By setting the range of the for loop to be the length of `SMAlist`, we ensure that the loop iterates over every single element in the dataframe.

Any day that `SMA1` (the smaller one) is higher than `SMA2` will add a `1` to the stockPosition list. 
Days where `SMA2` is higher than SMA1 will add a `0` to the `stockPosition` list. The end result will be a list of 1s and 0s showing which SMA is higher on any given day.

In the unlikely case that the two SMA vaues are equal in a day, the number added will be a repeat of the previous day, as no crossover has occured yet. 

On days where either SMA is missing data, such as in the first few days when there is not enough data to compute the SMA, we will add `np.nan` to the list as a filler.

After getting the full `stockPosition` list, we need to identify the days where crossover occurs. For this, another for loop is used:

In [None]:
for j in range(len(stockPosition)):
    if j == 0: stockSignal.append(np.nan)
    else: stockSignal.append(stockPosition[j] - stockPosition[j-1])

Again we set the range for the loop to be the length of `stockPosition` to ensure the code iterates over every element. 

The `stockSignal` list 'lags' behind the stockPosition list by one day, hence we add a `np.nan` as the very first value in the list to align the `stockSignal` list with the `stockPosition` list and ensure that both lists have the same number of elements. 

Following that we take the difference between the stockPosition that day and the `stockPosition` the previous day to identify the locations of crossovers. Crossovers show up in the list as `1` for a buy signal, and a `-1` for sell signals. `0` indicates that there has been no crossover that day.

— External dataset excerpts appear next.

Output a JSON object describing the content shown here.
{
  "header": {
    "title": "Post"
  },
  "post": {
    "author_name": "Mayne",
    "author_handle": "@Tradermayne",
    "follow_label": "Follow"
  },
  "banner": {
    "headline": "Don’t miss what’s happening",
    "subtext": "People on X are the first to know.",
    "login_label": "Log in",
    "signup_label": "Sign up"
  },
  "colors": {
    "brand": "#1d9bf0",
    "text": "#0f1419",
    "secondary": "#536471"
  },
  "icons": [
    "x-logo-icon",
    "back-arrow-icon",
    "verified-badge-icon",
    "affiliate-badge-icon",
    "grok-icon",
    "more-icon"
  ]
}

> *learning point: indexing*

> *remember that in python, sequences start with 0, not 1! Hence,* `j == 0` *just refers to the first element in the range*

> *learning point: np.nan*

> *remember that any arithmetic operation on `NaN` will result in `NaN`. This allows us to append the list with null values without generating a value error*

The next step would be to filter out the buy and sell signals, which will be processed separately by the application:

In [None]:
for k in range(len(stockSignal)):
    if stockSignal[k] == 1:
        value = self.data[SMAa].tolist()[k]
        buySignal.append(value)
    else: buySignal.append(np.nan)
        
for k in range(len(stockSignal)): 
    if stockSignal[k] == -1:
        value = self.data[SMAa].tolist()[k]
        sellSignal.append(value)
    else: sellSignal.append(np.nan)

Using yet another set of for loops, we identify the crossover locations in the `stockSignal` list. At the crossover locations, we append the average SMA values of that particular day to the appropriate buy or sell list. This value will then be used as the y-axis value that the application uses to plot the crossover signals on the graph. 

The else condition appends `np.nan` to the list on days that do not contain the respective crossover signals, and ensures that the signals are correctly aligned to the dates where the crossover occurred. 

Finally, with the locations of buy and sell crossover signals, the function will append the buy and sell signals to the .csv file as new columns while also printing the results in the application:

In [None]:
self.data[col_head3] = buySignal
self.data[col_head4] = sellSignal

print(self.data)
self.data.to_csv(self.filepath, index=True)

> *learning point: testing*

> *the reason why the function prints the results is so we can independently test whether the function works even before the rest of the app is completed. Splitting work up in such a complex application is crucial so you can identify exactly which part of the app is causing errors!*